The characters and cast from the Broadway production are given below:

Opening night cast
| Character | Broadway cast |
|---|---|
| Sadie Love | Marjorie Rambeau |
| Prince Luigi Pallavicini | Pedro de Cordoba |
| Comtesse de Mirabole | Betty Callish |
| Jim Wakeley | Franklyn Underwood |
| Lilian Wakeley | Ivy Troutman |
| Mrs. Warrington | Ethel Winthrop |
| Mumford Crewe | Cecil Yapp |
| Detective | William Morris |
| Edward | John Lyons |
| Steward | John Ivan |

==History==
In 1913, playwright Avery Hopwood wrote a play titled Miss Jenny O'Jones. Producer William A. Brady considered it as a possible project for his wife, actress Grace George, but after an unsuccessful three-day tryout in Springfield, Massachusetts, Brady decided not to go forward. Hopwood then rewrote the story as a novelette. He submitted it to The Smart Set, where it was published in the September 1915 issue under the title "A Full Honeymoon". The John Lane Company subsequently published it as a novel under the title Sadie Love, and Hopwood adapted it back into a play under that title. Producer Oliver Morosco staged a preview production at the Burbank Theatre in Burbank, California, where it opened on September 5, 1915. Hopwood used the four-week run to update the play, including a thorough rewrite of the final act.

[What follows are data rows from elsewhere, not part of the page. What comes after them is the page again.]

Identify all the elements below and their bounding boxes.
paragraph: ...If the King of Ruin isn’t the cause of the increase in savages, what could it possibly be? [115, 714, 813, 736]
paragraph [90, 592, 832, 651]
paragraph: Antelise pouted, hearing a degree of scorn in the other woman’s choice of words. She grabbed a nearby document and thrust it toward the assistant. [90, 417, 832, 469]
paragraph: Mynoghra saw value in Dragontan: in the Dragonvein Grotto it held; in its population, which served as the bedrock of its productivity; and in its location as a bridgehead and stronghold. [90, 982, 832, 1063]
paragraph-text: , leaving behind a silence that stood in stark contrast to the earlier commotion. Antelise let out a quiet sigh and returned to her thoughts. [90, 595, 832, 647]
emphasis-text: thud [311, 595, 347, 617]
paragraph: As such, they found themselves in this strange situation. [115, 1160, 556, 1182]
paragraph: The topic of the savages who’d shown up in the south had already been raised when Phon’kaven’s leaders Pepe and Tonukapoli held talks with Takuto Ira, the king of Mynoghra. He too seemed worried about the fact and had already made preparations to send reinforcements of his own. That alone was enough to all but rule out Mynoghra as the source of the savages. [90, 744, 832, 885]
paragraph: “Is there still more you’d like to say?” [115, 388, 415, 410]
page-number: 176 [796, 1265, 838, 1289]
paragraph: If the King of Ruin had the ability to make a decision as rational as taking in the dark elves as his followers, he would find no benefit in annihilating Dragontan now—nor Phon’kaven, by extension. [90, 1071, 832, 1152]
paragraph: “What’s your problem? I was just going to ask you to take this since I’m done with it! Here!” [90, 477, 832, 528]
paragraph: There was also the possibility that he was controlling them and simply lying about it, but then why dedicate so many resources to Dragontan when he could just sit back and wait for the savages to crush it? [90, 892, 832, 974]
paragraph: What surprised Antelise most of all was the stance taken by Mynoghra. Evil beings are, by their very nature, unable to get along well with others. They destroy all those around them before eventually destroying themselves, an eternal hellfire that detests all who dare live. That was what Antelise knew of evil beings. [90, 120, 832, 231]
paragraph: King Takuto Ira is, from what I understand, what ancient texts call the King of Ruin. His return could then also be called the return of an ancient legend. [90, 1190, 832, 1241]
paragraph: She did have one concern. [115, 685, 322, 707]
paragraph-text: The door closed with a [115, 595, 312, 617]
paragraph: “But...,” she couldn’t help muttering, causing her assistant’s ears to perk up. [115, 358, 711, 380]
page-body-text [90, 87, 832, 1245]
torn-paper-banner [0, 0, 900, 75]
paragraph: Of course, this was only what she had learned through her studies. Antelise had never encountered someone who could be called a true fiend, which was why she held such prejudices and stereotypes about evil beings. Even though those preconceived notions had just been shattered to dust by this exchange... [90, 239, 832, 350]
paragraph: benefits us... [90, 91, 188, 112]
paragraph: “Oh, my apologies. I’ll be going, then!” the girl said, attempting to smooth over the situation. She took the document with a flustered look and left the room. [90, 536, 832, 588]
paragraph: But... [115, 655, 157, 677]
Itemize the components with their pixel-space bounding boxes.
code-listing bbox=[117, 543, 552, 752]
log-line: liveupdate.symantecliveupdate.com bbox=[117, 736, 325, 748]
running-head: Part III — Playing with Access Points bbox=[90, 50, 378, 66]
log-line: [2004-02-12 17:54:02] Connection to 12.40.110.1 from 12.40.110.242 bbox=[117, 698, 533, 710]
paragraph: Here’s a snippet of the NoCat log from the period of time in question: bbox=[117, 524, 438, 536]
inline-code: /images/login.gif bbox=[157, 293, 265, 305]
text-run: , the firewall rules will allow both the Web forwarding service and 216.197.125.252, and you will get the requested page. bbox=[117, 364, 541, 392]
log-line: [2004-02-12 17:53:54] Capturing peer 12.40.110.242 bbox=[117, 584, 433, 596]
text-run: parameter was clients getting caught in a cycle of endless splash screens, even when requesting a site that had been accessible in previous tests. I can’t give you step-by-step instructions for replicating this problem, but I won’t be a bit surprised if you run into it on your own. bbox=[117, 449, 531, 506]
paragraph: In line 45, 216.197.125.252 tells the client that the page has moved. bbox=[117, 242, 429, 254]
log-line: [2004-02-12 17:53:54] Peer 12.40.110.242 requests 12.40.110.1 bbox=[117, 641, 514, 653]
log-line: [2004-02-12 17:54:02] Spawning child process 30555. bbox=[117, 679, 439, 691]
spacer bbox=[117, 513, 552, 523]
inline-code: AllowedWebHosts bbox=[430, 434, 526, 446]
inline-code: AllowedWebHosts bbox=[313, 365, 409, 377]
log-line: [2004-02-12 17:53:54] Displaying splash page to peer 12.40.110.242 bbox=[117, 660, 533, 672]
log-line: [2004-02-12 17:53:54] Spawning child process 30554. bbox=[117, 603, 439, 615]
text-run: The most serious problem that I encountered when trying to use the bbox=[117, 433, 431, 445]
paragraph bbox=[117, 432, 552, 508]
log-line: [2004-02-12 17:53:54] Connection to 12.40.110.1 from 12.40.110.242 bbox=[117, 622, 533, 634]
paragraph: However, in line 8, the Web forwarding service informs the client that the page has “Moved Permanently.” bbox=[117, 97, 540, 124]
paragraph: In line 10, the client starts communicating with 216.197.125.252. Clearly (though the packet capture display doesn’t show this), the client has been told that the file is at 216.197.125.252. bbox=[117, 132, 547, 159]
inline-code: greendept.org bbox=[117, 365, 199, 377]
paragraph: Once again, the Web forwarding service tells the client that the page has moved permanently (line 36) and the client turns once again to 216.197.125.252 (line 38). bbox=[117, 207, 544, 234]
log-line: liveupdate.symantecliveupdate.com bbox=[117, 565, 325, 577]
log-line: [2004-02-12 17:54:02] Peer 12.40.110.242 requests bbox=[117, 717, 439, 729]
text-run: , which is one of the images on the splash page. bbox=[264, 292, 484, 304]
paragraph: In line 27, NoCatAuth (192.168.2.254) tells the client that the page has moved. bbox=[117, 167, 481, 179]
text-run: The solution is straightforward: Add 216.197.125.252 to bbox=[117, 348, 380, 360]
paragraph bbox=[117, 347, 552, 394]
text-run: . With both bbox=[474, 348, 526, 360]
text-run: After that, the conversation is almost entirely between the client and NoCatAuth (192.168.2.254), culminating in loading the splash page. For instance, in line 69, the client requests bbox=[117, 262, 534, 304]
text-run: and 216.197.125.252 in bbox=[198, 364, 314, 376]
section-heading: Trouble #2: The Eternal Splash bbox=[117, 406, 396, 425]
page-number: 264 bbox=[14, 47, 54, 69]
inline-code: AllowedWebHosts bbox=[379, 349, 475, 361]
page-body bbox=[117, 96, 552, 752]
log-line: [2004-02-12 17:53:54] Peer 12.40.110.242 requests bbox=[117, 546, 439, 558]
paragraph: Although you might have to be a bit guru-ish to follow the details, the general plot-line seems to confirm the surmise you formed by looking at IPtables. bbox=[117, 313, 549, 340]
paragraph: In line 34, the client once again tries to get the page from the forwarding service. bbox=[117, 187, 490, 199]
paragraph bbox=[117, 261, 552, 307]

Morosco took the revised play to the Gaiety Theatre on Broadway, where it opened on November 29, 1915. On January 17, 1916, the production was moved from the Gaiety to the Harris Theatre, where it closed on February 5 after 80 performances.

==Dramatic analysis==
Like many of Hopwood's comedies, Sadie Love derives much of its humor from indicating that the characters want to engage in illicit sex, but thwarting them before they can follow through. For example, when Sadie says that she wants to guarantee her divorce by committing adultery with Jim, her disapproving aunt blocks this plan by locking their rooms. This type of humor was key to the play's appeal to audiences, but created controversy among critics for defying the conservative sexual mores of the time.

==Adaptations==
John S. Robertson directed a 1919 silent movie of the same name with Billie Burke starring as Sadie. This film is considered lost.